Pretty sure alcohol won't dissolve the latex/rubber mask part; only if the hair is glued onto the latex/rubber head part (and the glue is susceptible to the alcohol - some aren't).

If it was me, wanting to cut off the forehead part and just have the hair, I'd likely get a very sharp exacto blade/knife and VERY carefully cut right at the hair line, and try really hard to not cut the hair part at all, and then brush the hair over a bit to camouflage the edges (maybe use a bit of glue to get it to stay put). I think then I'd not worry about attaching it to a bald cap, but slide it onto your head over the bald cap like a hat.
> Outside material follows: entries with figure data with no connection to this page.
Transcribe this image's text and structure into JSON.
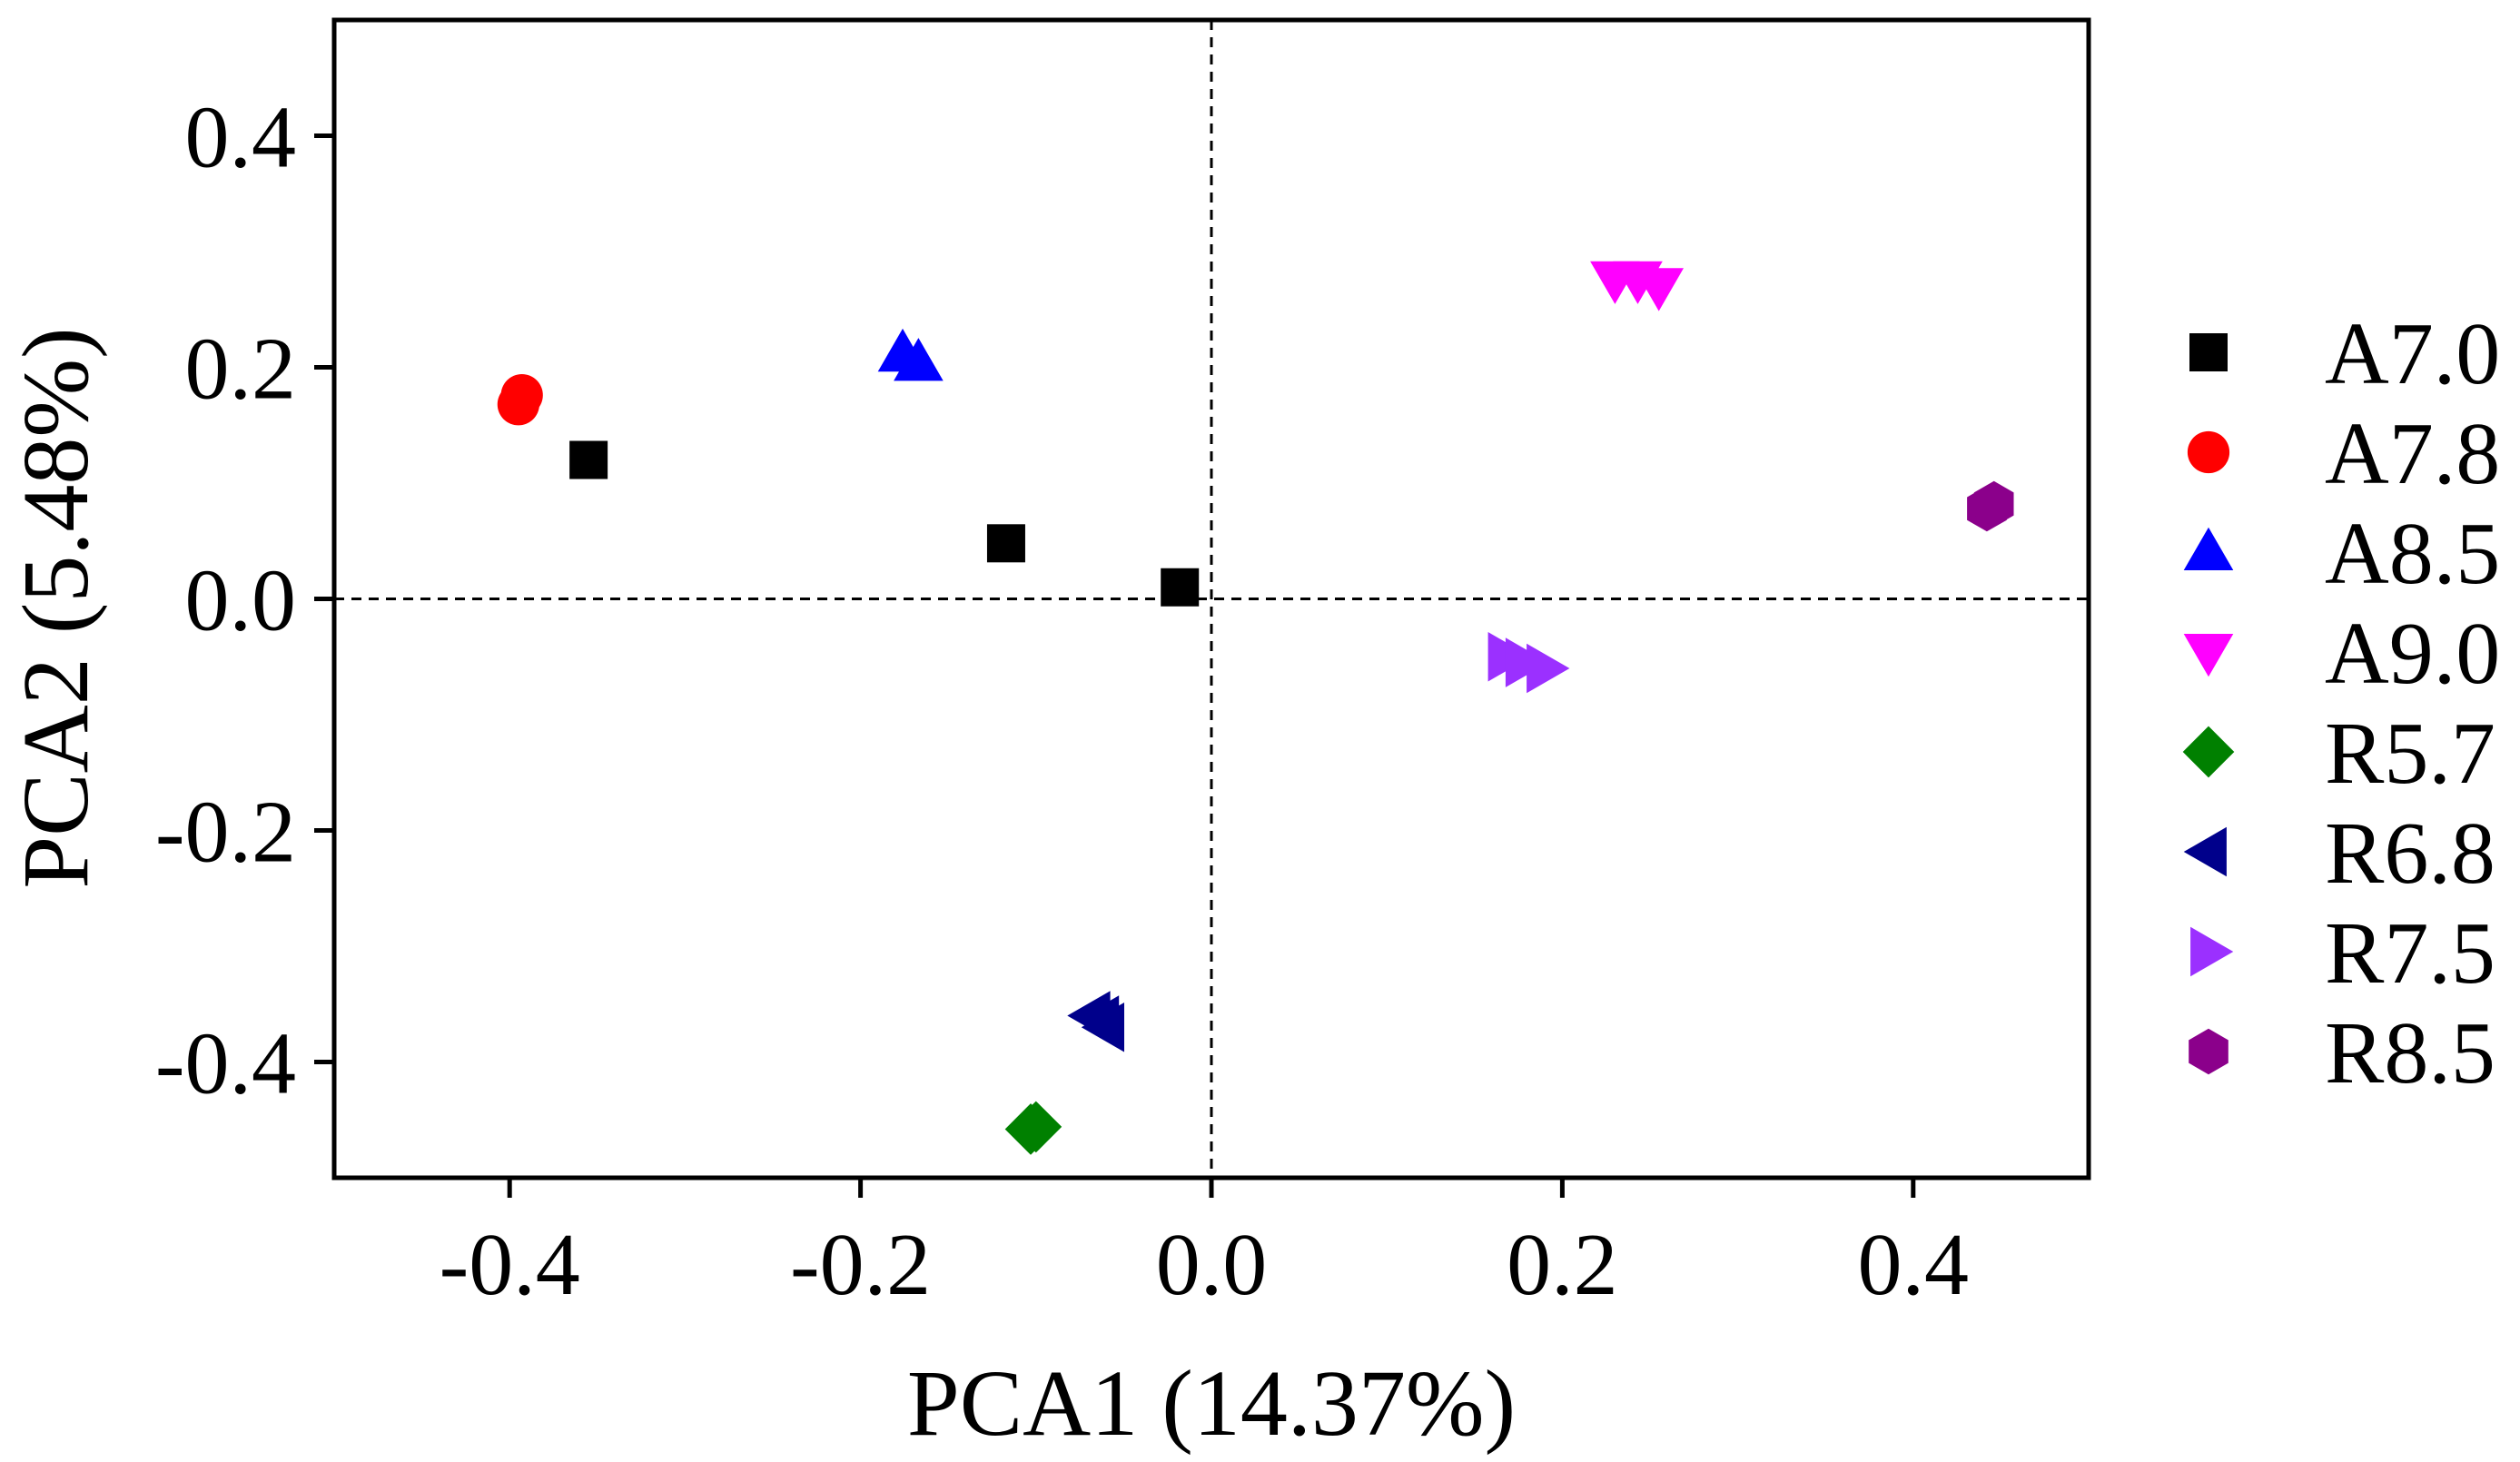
{
  "chart_data": {
    "type": "scatter",
    "title": "",
    "xlabel": "PCA1 (14.37%)",
    "ylabel": "PCA2 (5.48%)",
    "xlim": [
      -0.5,
      0.5
    ],
    "ylim": [
      -0.5,
      0.5
    ],
    "x_ticks": [
      -0.4,
      -0.2,
      0.0,
      0.2,
      0.4
    ],
    "y_ticks": [
      -0.4,
      -0.2,
      0.0,
      0.2,
      0.4
    ],
    "x_tick_labels": [
      "-0.4",
      "-0.2",
      "0.0",
      "0.2",
      "0.4"
    ],
    "y_tick_labels": [
      "-0.4",
      "-0.2",
      "0.0",
      "0.2",
      "0.4"
    ],
    "reference_lines": {
      "x": 0.0,
      "y": 0.0,
      "style": "dashed"
    },
    "grid": false,
    "legend_position": "right",
    "series": [
      {
        "name": "A7.0",
        "marker": "square",
        "color": "#000000",
        "points": [
          [
            -0.355,
            0.12
          ],
          [
            -0.117,
            0.048
          ],
          [
            -0.018,
            0.01
          ]
        ]
      },
      {
        "name": "A7.8",
        "marker": "circle",
        "color": "#ff0000",
        "points": [
          [
            -0.395,
            0.168
          ],
          [
            -0.393,
            0.176
          ]
        ]
      },
      {
        "name": "A8.5",
        "marker": "triangle-up",
        "color": "#0000ff",
        "points": [
          [
            -0.176,
            0.212
          ],
          [
            -0.167,
            0.204
          ]
        ]
      },
      {
        "name": "A9.0",
        "marker": "triangle-down",
        "color": "#ff00ff",
        "points": [
          [
            0.23,
            0.276
          ],
          [
            0.255,
            0.27
          ],
          [
            0.243,
            0.276
          ]
        ]
      },
      {
        "name": "R5.7",
        "marker": "diamond",
        "color": "#008000",
        "points": [
          [
            -0.103,
            -0.458
          ],
          [
            -0.1,
            -0.456
          ]
        ]
      },
      {
        "name": "R6.8",
        "marker": "triangle-left",
        "color": "#00008b",
        "points": [
          [
            -0.068,
            -0.36
          ],
          [
            -0.06,
            -0.37
          ],
          [
            -0.063,
            -0.364
          ]
        ]
      },
      {
        "name": "R7.5",
        "marker": "triangle-right",
        "color": "#9b30ff",
        "points": [
          [
            0.168,
            -0.05
          ],
          [
            0.178,
            -0.055
          ],
          [
            0.19,
            -0.06
          ]
        ]
      },
      {
        "name": "R8.5",
        "marker": "hexagon",
        "color": "#8b008b",
        "points": [
          [
            0.442,
            0.078
          ],
          [
            0.446,
            0.082
          ]
        ]
      }
    ]
  }
}
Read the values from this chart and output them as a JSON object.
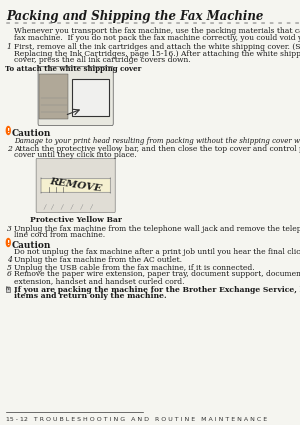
{
  "bg_color": "#f5f5f0",
  "title": "Packing and Shipping the Fax Machine",
  "title_dots": "= = = = = = = = = = = = = = = = = = = = = = = = = = = = = = = = = = = = = = =",
  "intro": "Whenever you transport the fax machine, use the packing materials that came with your\nfax machine.  If you do not pack the fax machine correctly, you could void your warranty.",
  "step1_num": "1",
  "step1_text": "First, remove all the ink cartridges and attach the white shipping cover. (See\nReplacing the Ink Cartridges, page 15-16.) After attaching the white shipping\ncover, press the all ink cartridge covers down.",
  "img1_caption": "To attach the white shipping cover",
  "caution1_label": "Caution",
  "caution1_text": "Damage to your print head resulting from packing without the shipping cover will void your warranty.",
  "step2_num": "2",
  "step2_text": "Attach the protective yellow bar, and then close the top cover and control panel\ncover until they click into place.",
  "img2_caption": "Protective Yellow Bar",
  "step3_num": "3",
  "step3_text": "Unplug the fax machine from the telephone wall jack and remove the telephone\nline cord from machine.",
  "caution2_label": "Caution",
  "caution2_text": "Do not unplug the fax machine after a print job until you hear the final click.",
  "step4_num": "4",
  "step4_text": "Unplug the fax machine from the AC outlet.",
  "step5_num": "5",
  "step5_text": "Unplug the USB cable from the fax machine, if it is connected.",
  "step6_num": "6",
  "step6_text": "Remove the paper wire extension, paper tray, document support, document wire\nextension, handset and handset curled cord.",
  "note_text": "If you are packing the machine for the Brother Exchange Service, keep these\nitems and return only the machine.",
  "footer": "15 - 12   T R O U B L E S H O O T I N G   A N D   R O U T I N E   M A I N T E N A N C E",
  "text_color": "#1a1a1a",
  "caution_color": "#ff6600",
  "line_color": "#999999",
  "footer_color": "#333333"
}
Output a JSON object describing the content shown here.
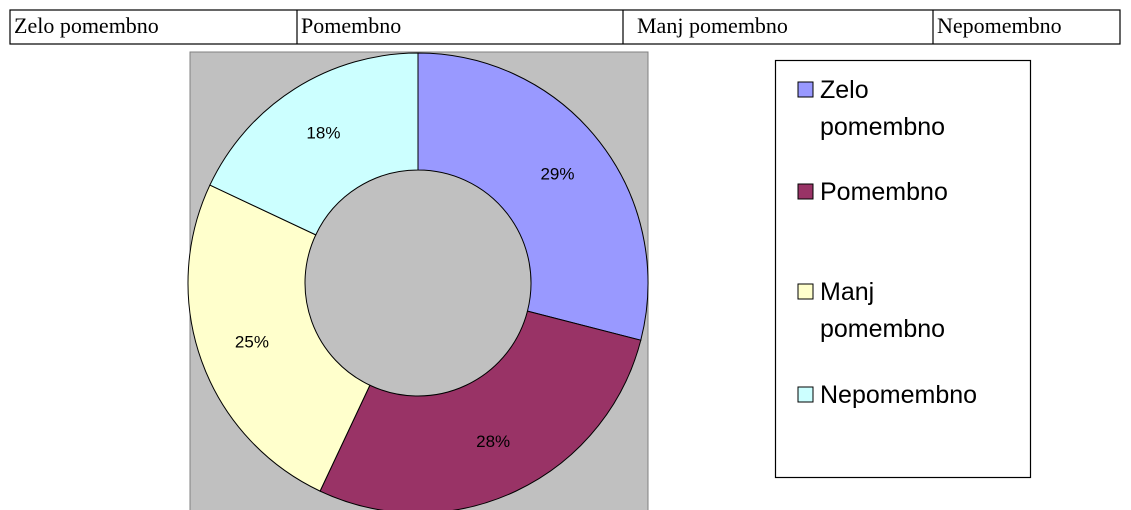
{
  "header_row": [
    "Zelo pomembno",
    "Pomembno",
    "Manj pomembno",
    "Nepomembno"
  ],
  "chart_data": {
    "type": "donut",
    "categories": [
      "Zelo pomembno",
      "Pomembno",
      "Manj pomembno",
      "Nepomembno"
    ],
    "values": [
      29,
      28,
      25,
      18
    ],
    "value_labels": [
      "29%",
      "28%",
      "25%",
      "18%"
    ],
    "colors": [
      "#9999ff",
      "#993366",
      "#ffffcc",
      "#ccffff"
    ],
    "legend": "right"
  }
}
You could technically use spirit gum to glue it down to your skin/the bald cap around the edges if you were worried (you definitely will need to get a spirit gum remover also).


----------



## nfirkins80 (Aug 5, 2021)

Frankie's Girl said:


> Pretty sure alcohol won't dissolve the latex/rubber mask part; only if the hair is glued onto the latex/rubber head part (and the glue is susceptible to the alcohol - some aren't).
> 
> If it was me, wanting to cut off the forehead part and just have the hair, I'd likely get a very sharp exacto blade/knife and VERY carefully cut right at the hair line, and try really hard to not cut the hair part at all, and then brush the hair over a bit to camouflage the edges (maybe use a bit of glue to get it to stay put). I think then I'd not worry about attaching it to a bald cap, but slide it onto your head over the bald cap like a hat. You could technically use spirit gum to glue it down to your skin/the bald cap around the edges if you were worried (you definitely will need to get a spirit gum remover also).


Thank you, I think that's what I'll do. A little afraid the wig may fall off, but I could use spirit gum or pros-aide to attch to bald cap, right? I jump around a lot on Halloween night..


----------